Performance issue in Beam 2.4 onwards

2018-07-09 Thread Vojtech Janota
Hi,

We are using Apache Beam in our project for some time now. Since our
datasets are of modest size, we have so far used DirectRunner as the
computation easily fits onto a single machine. Recently we upgraded Beam
from 2.2 to 2.4 and found out that performance of our pipelines drastically
deteriorated. Pipelines that took ~3 minutes with 2.2 do not finish within
hours now.
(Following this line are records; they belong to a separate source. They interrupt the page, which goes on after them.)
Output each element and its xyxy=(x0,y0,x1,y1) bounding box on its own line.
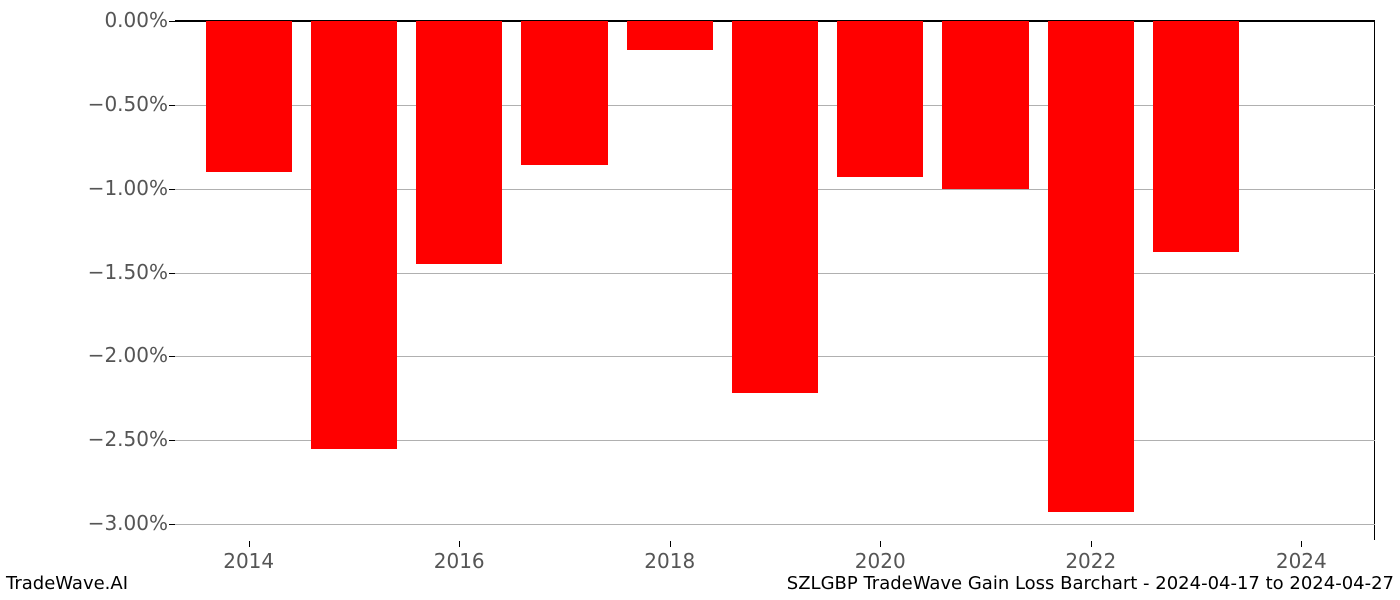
footer-brand: TradeWave.AI xyxy=(6,573,128,594)
y-tick-mark xyxy=(169,524,175,525)
y-tick-label: −2.00% xyxy=(8,343,168,367)
x-tick-mark xyxy=(880,541,881,547)
bar-2020 xyxy=(837,21,923,177)
bar-2016 xyxy=(416,21,502,264)
x-tick-mark xyxy=(1091,541,1092,547)
bar-2021 xyxy=(942,21,1028,189)
y-tick-label: −2.50% xyxy=(8,427,168,451)
y-tick-label: −1.00% xyxy=(8,176,168,200)
x-tick-label: 2020 xyxy=(855,549,906,573)
x-tick-label: 2024 xyxy=(1276,549,1327,573)
x-tick-mark xyxy=(670,541,671,547)
x-tick-label: 2014 xyxy=(223,549,274,573)
y-tick-label: −1.50% xyxy=(8,260,168,284)
bar-2023 xyxy=(1153,21,1239,252)
x-tick-label: 2022 xyxy=(1065,549,1116,573)
y-tick-mark xyxy=(169,356,175,357)
y-tick-label: −3.00% xyxy=(8,511,168,535)
bar-2018 xyxy=(627,21,713,50)
x-tick-mark xyxy=(249,541,250,547)
bar-2015 xyxy=(311,21,397,449)
x-tick-mark xyxy=(459,541,460,547)
y-tick-label: 0.00% xyxy=(8,8,168,32)
gain-loss-barchart: 201420162018202020222024 xyxy=(175,20,1375,540)
gridline xyxy=(175,524,1375,525)
x-tick-label: 2016 xyxy=(434,549,485,573)
y-tick-mark xyxy=(169,440,175,441)
plot-area: 201420162018202020222024 xyxy=(175,20,1375,540)
bar-2017 xyxy=(521,21,607,165)
x-tick-mark xyxy=(1301,541,1302,547)
bar-2019 xyxy=(732,21,818,393)
y-tick-label: −0.50% xyxy=(8,92,168,116)
bar-2014 xyxy=(206,21,292,172)
y-tick-mark xyxy=(169,189,175,190)
y-tick-mark xyxy=(169,21,175,22)
bar-2022 xyxy=(1048,21,1134,512)
x-tick-label: 2018 xyxy=(644,549,695,573)
y-tick-mark xyxy=(169,105,175,106)
y-tick-mark xyxy=(169,273,175,274)
footer-caption: SZLGBP TradeWave Gain Loss Barchart - 20… xyxy=(787,573,1394,594)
We tried to isolate the change that causes the slowdown and came
to the commits into the "InMemoryStateInternals" class:

* https://github.com/apache/beam/commit/32a427c
* https://github.com/apache/beam/commit/8151d82

In a nutshell where previously the copy() method simply assigned:

  that.value = this.value

There is now coder encode/decode combo hidden behind:

  that.value = uncheckedClone(coder, this.value)

Can somebody explain the purpose of this change? Is it meant as an
additional "enforcement" point, similar to DirectRunner's
enforceImmutability and enforceEncodability? Or is it something that is
genuinely needed to provide correct behaviour of the pipeline?

Any hints or thoughts are appreciated.